ZenPM
Start Free

GDPR Compliance

ZenPM is committed to protecting your data rights under the General Data Protection Regulation.

Last updated: March 2026

Data Processing

ZenPM processes personal data to provide our project management service. This includes account information (name, email), project data (tasks, notes, contacts), and usage analytics. We process data only as necessary to deliver the Service, fulfill our contractual obligations, and comply with legal requirements.

Legal Basis for Processing

We rely on the following legal bases under GDPR:

  • Contractual necessity: Processing required to provide the ZenPM service you signed up for.
  • Legitimate interests: Improving our service, preventing fraud, and ensuring platform security.
  • Consent: Where applicable, such as for non-essential cookies or marketing communications. You may withdraw consent at any time.
  • Legal obligation: Processing required to comply with applicable laws, such as tax and accounting requirements.

Your Data Subject Rights

Under GDPR, you have the following rights regarding your personal data:

  • Right of access: Request a copy of the personal data we hold about you.
  • Right to rectification: Request correction of inaccurate or incomplete data.
  • Right to erasure: Request deletion of your personal data ("right to be forgotten").
  • Right to restrict processing: Request that we limit how we process your data.
  • Right to data portability: Receive your data in a structured, machine-readable format.
  • Right to object: Object to processing based on legitimate interests or for direct marketing.

To exercise any of these rights, email us at hello@zenpm.work. We will respond within 30 days.

International Data Transfers

ZenPM's infrastructure is hosted in the United States. When data is transferred from the EEA or UK, we ensure appropriate safeguards are in place, including standard contractual clauses where applicable.

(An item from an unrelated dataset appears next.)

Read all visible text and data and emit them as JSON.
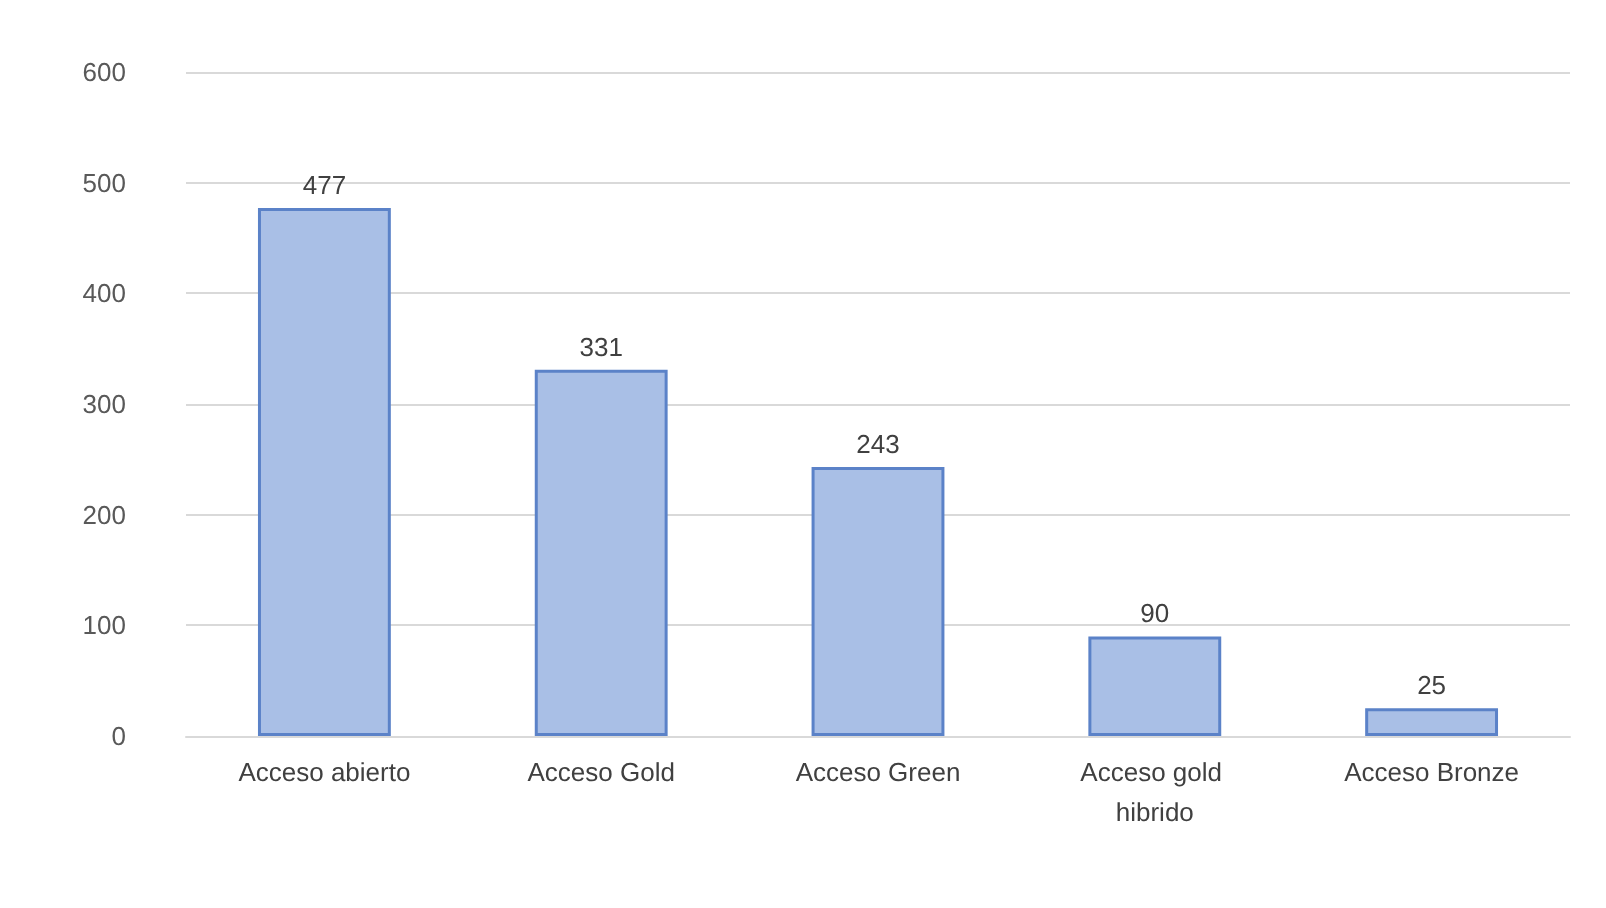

Our third-party processors (Stripe, Mailgun, Google) maintain their own GDPR compliance programs and data processing agreements.

Data Protection Contact

For any GDPR-related inquiries, data subject requests, or to report a data protection concern, please contact our data protection team:

ZenPM Data Protection

Email: hello@zenpm.work

Response time: within 30 days of receipt

Cookies

ZenPM uses essential cookies required for authentication and session management. These cookies are strictly necessary and do not require consent under GDPR. We do not use third-party advertising or tracking cookies. For analytics, we use minimal, privacy-respecting methods. You can manage cookie preferences through your browser settings at any time.

Data Breach Notification

In the event of a personal data breach that poses a risk to your rights and freedoms, we will notify the relevant supervisory authority within 72 hours as required by GDPR. If the breach is likely to result in a high risk to you, we will also notify you directly without undue delay.